AbstractsChemistry

Studies in the stereochemistry of rhenium

by W. T. Robinson




Institution: University of Canterbury
Department: Chemistry
Year: 1963
Record ID: 1524604
Full text PDF: http://hdl.handle.net/10092/7994


Abstract

The primary aim of this investigation was to determine the structure of the compound CsReCl₄ by X-ray methods. This led to the discovery of the [Re₃Cl₁₂]³- anion and then, through another X-ray crystal structure analysis, to a determination of the structure of the [Re₃Cl₁₁]²- anion in the compound (Ph₄As)₂ Re₃Cl¹¹. Photographs of models of both anions are shown in the frontispiece. As part of this work the author helped to establish a system of progress which enable the formidable calculations necessary for most crystal structure analyses to be carried out on an IBM 1620 computer. He also investigated certain aspects of the Buerger procession method and applied this photographic technique, with considerable success, to the complex problem of indexing Weissenberg photographs on a triclinic crystal. In this thesis two chapters are devoted to each of the crystal structure analyses. They contain little rigorous theory and no mention of the methods used to calculate various results. Theory is adequately described in many textbooks, and the methods, which were common to both analyses, are described and criticised in the last chapter on the computing system.
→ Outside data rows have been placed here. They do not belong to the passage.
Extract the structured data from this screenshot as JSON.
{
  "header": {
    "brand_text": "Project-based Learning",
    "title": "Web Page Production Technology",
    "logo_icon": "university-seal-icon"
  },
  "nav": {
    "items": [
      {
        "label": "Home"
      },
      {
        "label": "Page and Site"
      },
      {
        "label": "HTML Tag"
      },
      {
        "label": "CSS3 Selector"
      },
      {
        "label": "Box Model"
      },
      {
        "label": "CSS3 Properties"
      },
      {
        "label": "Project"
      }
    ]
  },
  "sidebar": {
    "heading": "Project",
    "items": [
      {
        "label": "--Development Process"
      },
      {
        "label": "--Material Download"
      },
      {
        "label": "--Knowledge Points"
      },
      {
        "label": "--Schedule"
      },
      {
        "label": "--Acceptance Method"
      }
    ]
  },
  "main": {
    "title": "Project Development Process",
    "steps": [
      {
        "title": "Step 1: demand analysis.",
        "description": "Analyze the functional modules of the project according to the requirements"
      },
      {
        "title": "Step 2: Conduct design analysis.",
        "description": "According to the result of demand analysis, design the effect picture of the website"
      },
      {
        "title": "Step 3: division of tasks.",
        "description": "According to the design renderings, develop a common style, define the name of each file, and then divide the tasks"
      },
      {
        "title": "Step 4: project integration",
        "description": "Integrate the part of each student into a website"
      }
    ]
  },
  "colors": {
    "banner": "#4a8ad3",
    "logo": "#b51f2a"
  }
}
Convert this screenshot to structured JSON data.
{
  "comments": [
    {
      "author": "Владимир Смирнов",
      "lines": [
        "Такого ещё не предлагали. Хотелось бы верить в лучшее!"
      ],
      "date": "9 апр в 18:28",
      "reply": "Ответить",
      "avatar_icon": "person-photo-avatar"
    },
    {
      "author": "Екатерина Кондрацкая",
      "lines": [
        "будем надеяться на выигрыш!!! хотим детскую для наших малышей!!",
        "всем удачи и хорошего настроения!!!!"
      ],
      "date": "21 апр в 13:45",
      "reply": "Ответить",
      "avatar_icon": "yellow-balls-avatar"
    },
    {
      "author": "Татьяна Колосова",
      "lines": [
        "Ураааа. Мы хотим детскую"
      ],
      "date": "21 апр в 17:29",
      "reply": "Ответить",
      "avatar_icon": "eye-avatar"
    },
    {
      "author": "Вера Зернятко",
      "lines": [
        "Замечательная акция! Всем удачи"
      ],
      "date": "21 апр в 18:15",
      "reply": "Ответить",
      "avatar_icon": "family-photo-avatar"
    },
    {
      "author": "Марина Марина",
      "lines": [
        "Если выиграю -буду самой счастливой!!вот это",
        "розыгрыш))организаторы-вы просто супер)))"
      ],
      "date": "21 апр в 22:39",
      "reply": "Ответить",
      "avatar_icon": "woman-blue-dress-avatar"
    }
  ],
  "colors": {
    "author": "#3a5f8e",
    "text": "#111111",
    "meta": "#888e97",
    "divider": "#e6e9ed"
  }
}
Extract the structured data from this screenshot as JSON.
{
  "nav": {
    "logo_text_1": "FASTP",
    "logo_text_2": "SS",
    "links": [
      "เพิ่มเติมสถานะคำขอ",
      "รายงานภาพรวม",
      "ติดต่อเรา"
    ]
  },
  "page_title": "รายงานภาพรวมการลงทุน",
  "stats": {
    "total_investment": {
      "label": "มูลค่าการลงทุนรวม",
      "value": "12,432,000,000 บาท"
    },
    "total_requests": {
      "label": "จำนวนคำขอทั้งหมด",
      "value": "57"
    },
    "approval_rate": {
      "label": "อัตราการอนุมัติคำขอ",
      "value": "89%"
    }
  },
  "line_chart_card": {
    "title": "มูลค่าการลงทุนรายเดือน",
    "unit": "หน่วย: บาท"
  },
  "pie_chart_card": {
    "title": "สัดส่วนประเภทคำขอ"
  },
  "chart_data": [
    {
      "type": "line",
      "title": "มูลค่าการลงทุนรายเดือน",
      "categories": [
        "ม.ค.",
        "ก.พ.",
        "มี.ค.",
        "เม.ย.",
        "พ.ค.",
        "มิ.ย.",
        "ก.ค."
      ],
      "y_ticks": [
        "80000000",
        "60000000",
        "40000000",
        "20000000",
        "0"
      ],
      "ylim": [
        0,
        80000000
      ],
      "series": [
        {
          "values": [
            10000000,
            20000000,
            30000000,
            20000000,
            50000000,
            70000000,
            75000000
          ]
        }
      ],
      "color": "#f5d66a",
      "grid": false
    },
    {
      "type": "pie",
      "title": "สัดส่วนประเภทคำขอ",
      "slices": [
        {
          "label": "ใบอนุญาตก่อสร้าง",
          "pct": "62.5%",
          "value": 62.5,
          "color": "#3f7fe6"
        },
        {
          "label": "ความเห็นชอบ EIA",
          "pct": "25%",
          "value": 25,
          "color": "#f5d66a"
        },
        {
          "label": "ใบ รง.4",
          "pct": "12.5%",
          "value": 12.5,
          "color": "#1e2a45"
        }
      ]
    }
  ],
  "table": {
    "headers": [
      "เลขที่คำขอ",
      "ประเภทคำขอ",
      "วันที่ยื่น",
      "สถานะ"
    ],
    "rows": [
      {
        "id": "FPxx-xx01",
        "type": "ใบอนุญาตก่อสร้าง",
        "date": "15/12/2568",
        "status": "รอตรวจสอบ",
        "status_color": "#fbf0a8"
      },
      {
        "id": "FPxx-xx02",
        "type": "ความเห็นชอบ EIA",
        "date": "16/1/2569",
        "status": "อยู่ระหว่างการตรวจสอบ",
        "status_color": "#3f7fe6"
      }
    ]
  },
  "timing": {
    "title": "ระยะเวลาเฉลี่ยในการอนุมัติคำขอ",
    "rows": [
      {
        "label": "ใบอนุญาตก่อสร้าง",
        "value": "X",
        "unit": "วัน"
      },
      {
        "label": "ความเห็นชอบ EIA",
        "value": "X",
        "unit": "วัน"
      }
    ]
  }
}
Similarly, well established experimental methods are not described at all, but a detailed discussion of new photographic techniques is given in chapter V. Because some material has been referred to in several places in the text, it has been found useful to collect most diagrams, Fourier maps, structure factor listings and other tables in a separate volume of appendices. It is hoped that separating the accounts of the crystal structure analyses from the detailed reports of experiments and computations has resulted in the reader being presented with a clear record of the steps taken in solving these structures. Throughout the text symbols have been used with the meanings ascribed in International Tables for X-ray Crystallography, Volume 1, p.xi.